И вот задавались вопросом: или уж и вправду всё поколенье такое наше — вялое, расслабленное, жертва излишней опёки, патернализма советского? Как недоделанные, ни на что решительное не способны, на злость настоящую даже … ох уж эта расслабуха русская, дорого она будет стоить нам.

Бродила в просторном фойе конференц–зала, сыто перекликалась «четвёртая власть», ждала нетерпеливо, когда вторая, кажись, по счёту впустит в стойло и даст знак говорить, как Шахерезаде, дозволенные речи. Иван пооглядывался, не с кем и перемолвиться стало, подошёл к Ауслендеру, высокому, элегантному, что–то уже черкающему в блокноте. Анатолий слыл человеком весёлым, в обществе всегда желательным, приятельствовал со всеми без разбору, кажется, но как–то естественно это у него получалось, без особой натяжки, рекомендовался «евреем как таковым» и всем стилям общения предпочитал ненавязчивую иронию. А совсем недавно стал заместителем Светки–просветительницы, какая нацелилась уже, говорили, прыгнуть своими ножками–бутылками прямо в администрацию; значит, сим определилось теперь, кому экс–комсомольскую шлюшку передать, кому завещана эта потасканная донельзя газетка …

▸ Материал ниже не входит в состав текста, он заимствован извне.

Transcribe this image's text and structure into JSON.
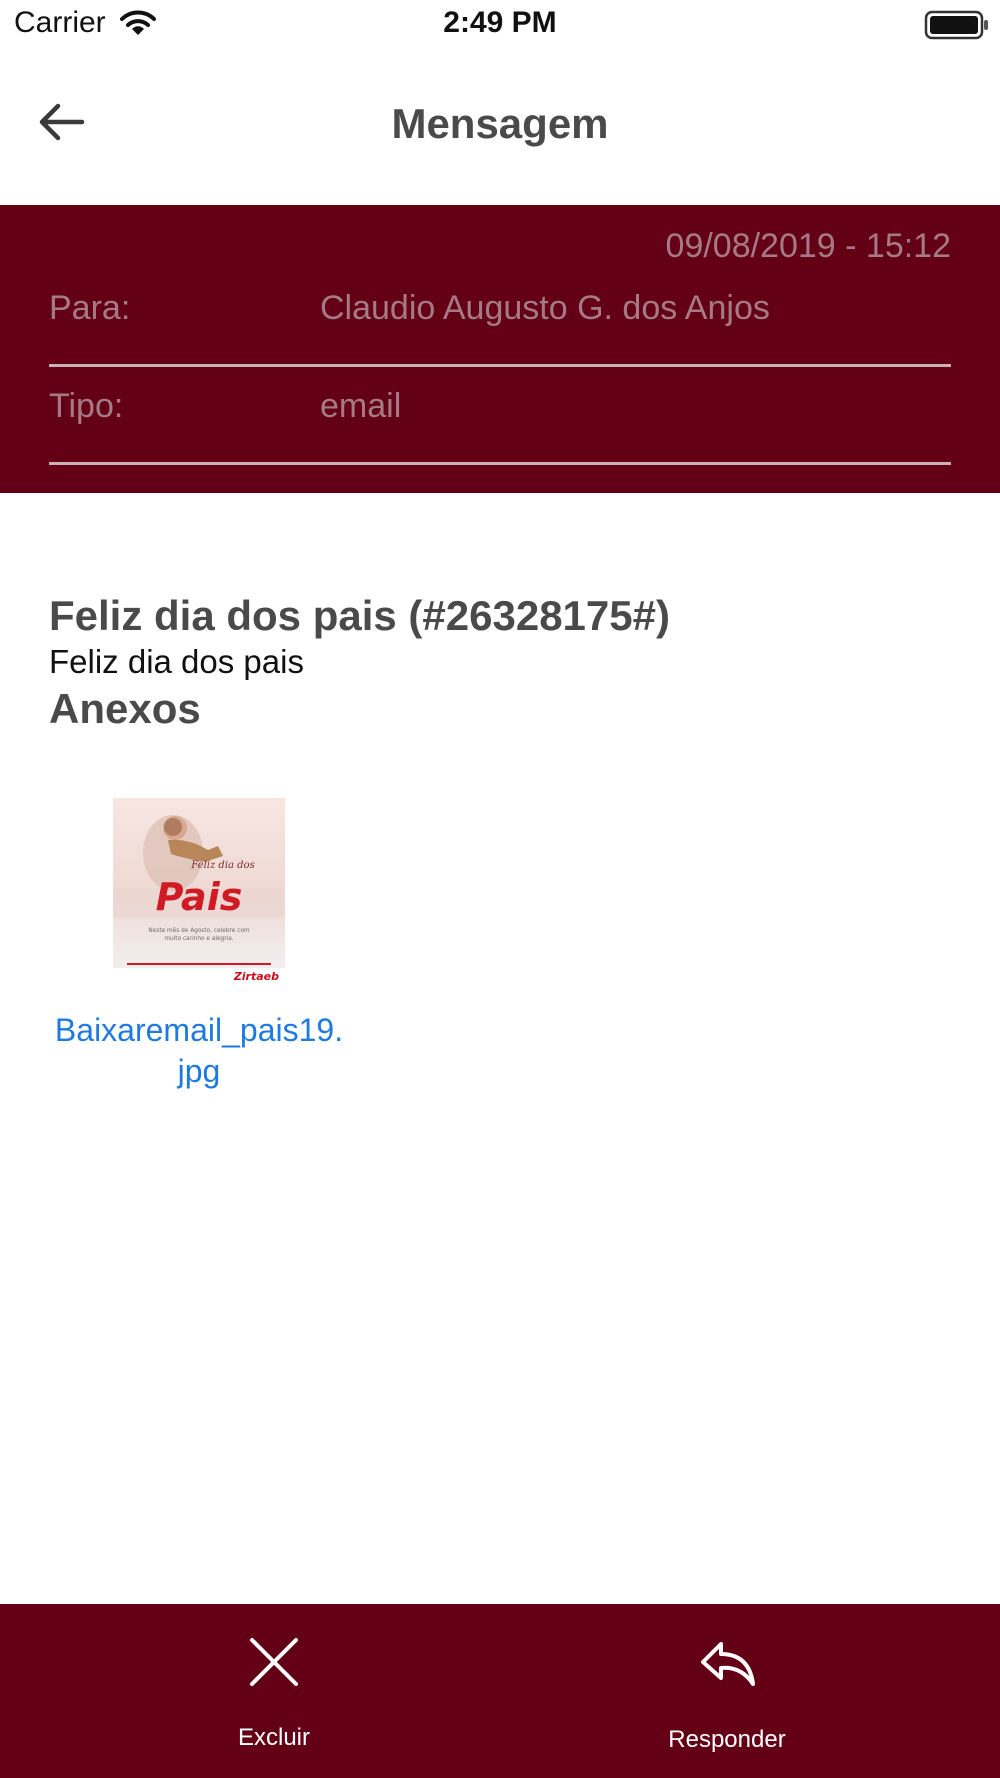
{
  "status_bar": {
    "carrier": "Carrier",
    "time": "2:49 PM"
  },
  "nav": {
    "title": "Mensagem",
    "back_icon": "arrow-left-icon"
  },
  "message": {
    "date": "09/08/2019 - 15:12",
    "fields": {
      "to_label": "Para:",
      "to_value": "Claudio Augusto G. dos Anjos",
      "type_label": "Tipo:",
      "type_value": "email"
    },
    "subject": "Feliz dia dos pais (#26328175#)",
    "body": "Feliz dia dos pais",
    "attachments_heading": "Anexos",
    "attachments": [
      {
        "filename_line1": "Baixaremail_pais19.",
        "filename_line2": "jpg",
        "thumbnail": {
          "title_script": "Feliz dia dos",
          "title_big": "Pais",
          "caption_line1": "Neste mês de Agosto, celebre com",
          "caption_line2": "muito carinho e alegria.",
          "brand": "Zirtaeb"
        }
      }
    ]
  },
  "bottom_bar": {
    "delete_label": "Excluir",
    "delete_icon": "close-icon",
    "reply_label": "Responder",
    "reply_icon": "reply-icon"
  },
  "colors": {
    "brand_dark_red": "#640015",
    "link_blue": "#1f7ae0",
    "header_text": "#a67a84"
  }
}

– А–а, злюки … – усмехнулся дружелюбно Ауслендер, руку подавая. – Не надоело ещё собачиться?

– С волками жить – как не собачиться? Это вы подвываете …

– Есть грешок, – легко согласился тот. – Но, по–моему, не из смертных. А знаете, мне

это тоже что–то поднадоело. Обрыдло, тявкнуть хочется. Укусить – ну, не за ногу, а хотя бы за штанину для начала …

– А что, здоровое желание, – посмеялся Иван, – вполне собачье. Главное, пинков не бояться …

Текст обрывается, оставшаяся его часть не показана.